The idea is to introduce new functions (to_dlpack(DLManagedTensorVersioned *) and from_dlpack(DLManagedTensorVersioned *)) that convert and export the tensor to a DLManagedTensorVersioned *. It's good to have for type safety but otherwise, A1 is simpler.

Maybe this is fine. However, this is a deviation from the current purely POD-style interface where the only kind of function is a function pointer.

Finally, one suggestion that I would also have is that the PR#101 adds some kinds of flags field.

Adding uint8_t readonly; is kind of wasteful (1/8 bits used, and another 3 unused bytes will be added for padding).

Why not add a uint32_t flags value? This could represent readonly status, endianness, and whatever other people will want to add in the future without having to discuss an ABI break every time.

[areusch]

@mattip agreed A3 is kind of magical and that's less desirable than an explicit indication. It seemed like there was an attempt being made to avoid breaking backwards-compatibility by considering the DLTensor fields as sacred and locating new fields elsewhere.

I think there are a few possibilities:

• Two C++ libraries integrating without any Python support: If one library is to return a DLManagedTensor, we either have to signal a version by a) modifying memory outside the bounds of the v1 structure; b) modifying an unused field in the v1 structure; or c) introducing an explicit API which carries the drawbacks @wjakob mentioned (i.e. this is no longer just an in-memory format).
• Consumer has Python support but is integrating with a C++-only producer library: I don't think __dlpack_info__ helps here because it would be the consumer's __dlpack_info__ wrapping the produced DLManagedTensor, right?
• Both consumer and producer have Python support: then I think __dlpack_info__ is a reasonable out-of-band signaling mechanism.

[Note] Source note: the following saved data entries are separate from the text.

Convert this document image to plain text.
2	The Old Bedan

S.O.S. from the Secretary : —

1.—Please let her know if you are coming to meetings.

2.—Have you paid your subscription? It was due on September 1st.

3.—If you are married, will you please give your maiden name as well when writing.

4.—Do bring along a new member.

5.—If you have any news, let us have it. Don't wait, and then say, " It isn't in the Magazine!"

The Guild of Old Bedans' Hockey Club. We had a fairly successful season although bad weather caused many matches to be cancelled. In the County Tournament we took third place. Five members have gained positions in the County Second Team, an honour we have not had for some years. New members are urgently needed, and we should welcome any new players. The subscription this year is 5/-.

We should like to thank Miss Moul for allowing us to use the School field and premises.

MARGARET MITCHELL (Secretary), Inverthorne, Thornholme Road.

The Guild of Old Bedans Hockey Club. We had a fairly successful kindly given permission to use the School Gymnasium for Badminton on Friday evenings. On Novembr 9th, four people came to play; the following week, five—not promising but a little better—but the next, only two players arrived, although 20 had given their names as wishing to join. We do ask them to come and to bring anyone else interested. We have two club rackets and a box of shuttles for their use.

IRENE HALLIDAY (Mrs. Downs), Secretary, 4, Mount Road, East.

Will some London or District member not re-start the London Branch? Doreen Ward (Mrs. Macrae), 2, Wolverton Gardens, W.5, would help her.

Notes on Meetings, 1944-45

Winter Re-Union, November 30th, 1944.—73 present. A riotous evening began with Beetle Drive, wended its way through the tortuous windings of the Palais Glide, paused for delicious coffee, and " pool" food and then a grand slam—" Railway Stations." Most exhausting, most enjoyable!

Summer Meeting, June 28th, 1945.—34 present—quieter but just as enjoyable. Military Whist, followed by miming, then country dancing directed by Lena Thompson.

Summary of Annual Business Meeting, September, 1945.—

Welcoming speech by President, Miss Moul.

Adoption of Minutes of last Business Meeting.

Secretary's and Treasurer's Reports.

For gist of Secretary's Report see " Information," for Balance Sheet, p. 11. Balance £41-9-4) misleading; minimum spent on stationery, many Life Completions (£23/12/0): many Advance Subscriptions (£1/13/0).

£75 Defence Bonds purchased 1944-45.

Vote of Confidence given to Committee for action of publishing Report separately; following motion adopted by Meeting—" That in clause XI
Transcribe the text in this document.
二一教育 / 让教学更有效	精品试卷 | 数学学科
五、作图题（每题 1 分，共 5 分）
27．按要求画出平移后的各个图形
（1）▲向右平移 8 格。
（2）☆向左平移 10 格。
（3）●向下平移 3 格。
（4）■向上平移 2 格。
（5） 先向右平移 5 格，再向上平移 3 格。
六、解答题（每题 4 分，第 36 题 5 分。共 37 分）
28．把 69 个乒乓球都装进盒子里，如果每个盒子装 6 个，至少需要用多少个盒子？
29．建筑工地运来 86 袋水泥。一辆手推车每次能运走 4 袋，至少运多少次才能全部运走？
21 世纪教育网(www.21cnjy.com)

I should also state that my interest here is purely from POV of having TVM interoperate with other libraries. These possibilities capture the range of situations I could imagine a standard such as this needing to confront.

[tirthasheshpatel]

@wjakob

it would be useful if versioning-related information is appended to data structures so that they are still interpretable by older versions at an ABI level.

Yes, this is exactly what #105 will do (I will update the PR to follow A2).

Second -- there is a lot of value to having DLPack data structures described as POD/Plain Old Data in a way that is accessible from many different languages without, e.g., having to include this repository or linking to a library. There was some of including C-level functions, for example by @tirthasheshpatel

I meant the C/C++ libraries that want to add support for the new ABI will have to create those new functions. DLPack itself won't have any functions and will still remain a POD. So, no linking will be necessary.

Why not add a uint32_t flags value? This could represent readonly status, endianness, and whatever other people will want to add in the future without having to discuss an ABI break every time.

The plan is to batch all the requests like readonly, endianness, alignment, etc in one single ABI break. Althouh, it would be useful to also add some padding for future use.